Algorithms to Live By
Algorithms to Live By.
The Computer Science of Humans Decisions
Brian Christian and Tom Griffiths
Allen Lane (www.penguinrandomhouse.ca)
A fascinating exploration of how computer algorithms can be applied to our everyday lives, helping to solve common decision-making problems and illuminate the workings of the human mind
All our lives are constrained by limited space and time, limits that give rise to a particular set of problems. What should we do, or leave undone, in a day or a lifetime? How much messiness should we accept? What balance of new activities and familiar favorites is the most fulfilling? These may seem like uniquely human quandaries, but they are not: computers, too, face the same constraints, so computer scientists have been grappling with their version of such problems for decades. And the solutions they’ve found have much to teach us.

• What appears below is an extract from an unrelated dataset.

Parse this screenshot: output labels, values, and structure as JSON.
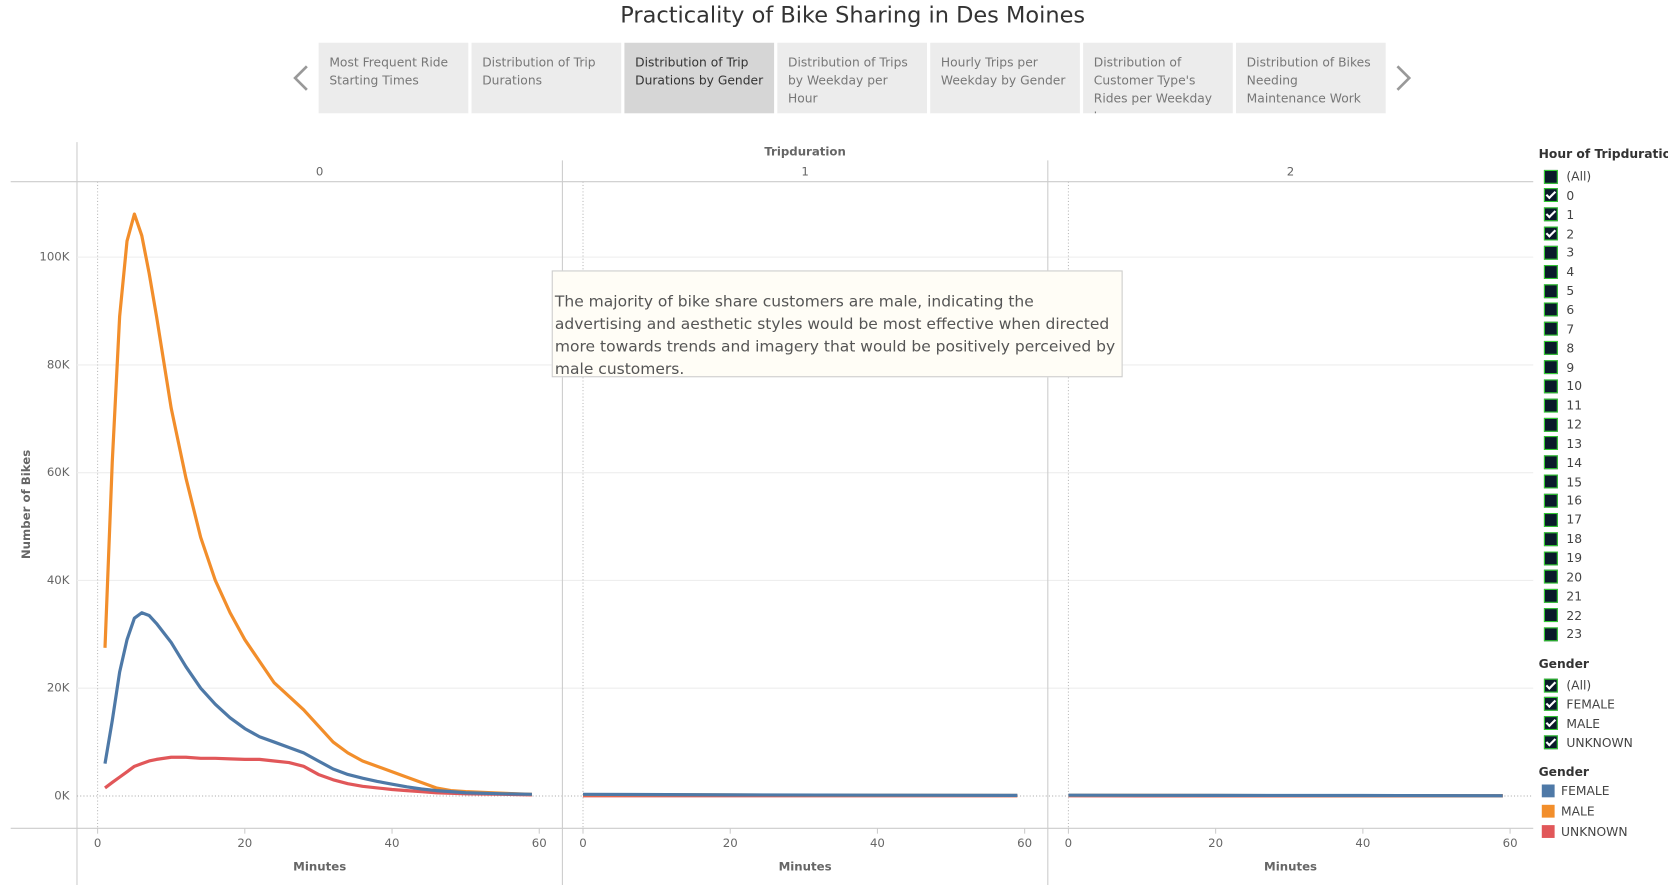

In a dazzlingly interdisciplinary work, acclaimed author Brian Christian and cognitive scientist Tom Griffiths show how the simple, precise algorithms used by computers can also untangle very human questions. They explain how to have better hunches and when to leave things to chance, how to deal with overwhelming choices and how best to connect with others. From finding a spouse to finding a parking spot, from organizing one’s inbox to understanding the workings of human memory, Algorithms to Live By transforms the wisdom of computer science into strategies for human living.
Enlaces de interés:
http://algorithmstoliveby.com
Frases entresacadas e ideas interesantes que puedo utilizar:
(Página 32)
“In English, the words “explore” and “exploit” come loaded with completely opposite connotations. But to a computer scientist, these words have much more specific and neutral meanings. Simply put, exploration is gathering information, and explotation is using the information you have to get a known good results”
(Página 35)
“So explore when you will have time to use the resulting knowledge, exploit when you’re ready to cash in. The interval makes the estrategy.”
(Página 48-52)
Adaptative trials
(Página 54)
“when the world can change, continuing to explore can be the right choice”
(Página 56)
“More generally, our intuitions about rationality are too often informed by exploitation rather than exploration. When we talk about decision-making, we usually focus on the immediate payoff of a single decision – and if you treat every decision as if it were your last, then indeed only exploitation make sense. But over a lifetime, you’re going to make a lot of decisions. And it’s actually rational to emphasize exploration – the new rather than the best, the exciting rather than the safe, the random rather than the considered – for many choices, particularly earlier in life.”
(Página 56-57)
“But Carstensen has argued that, in fact, the elderly have fewer social relationships by choice. As she puts it, these decreases are “the resukt of lifelong selection processes by which people strategically and adaptively cultivate their social networks to maximize social and emotional gains and minimize social and emotional risks.””.
(Página 57)
“This process seems to be a deliberate choice: as people approach the end of their lives, they want to focus more on the connections that are the most meaningful”
(Página 153)
“The lesson is this: it is indeed true that including more factors in a model will always, by definition, make it a better fit for the data we have already. But a better fit for the available data does not necessarily mean a better prediction.”
(Página 155)
“So one of the deepest truths of machine learning is that, in fact, it’s not always better to use a more complex model, one that takes a greater number of factors into account. And the issue is not just that the extra factors might offer diminishing returns – performing better than a simpler model, but not enough to justify the added complexity. Rather, they might make our predictions dramatically worse”
(Página 240)
“Well, if the rules of the game force a bad strategy, maybe we shouldn’t try to change strategies. Maybe we should try to change the game.”
(Página 240)
“While game theory ask what behavior will emerge given a set of rules, mechanism design (sometimes called “reverse game theory”) works in the other direction, asking: what rules will give us the behavior we want to see?”
(Página 255)
“If changing strategies doesn’t help, you can try to change the game. And if that’s not possible, you can at least exercise some control about which games you choose to play.”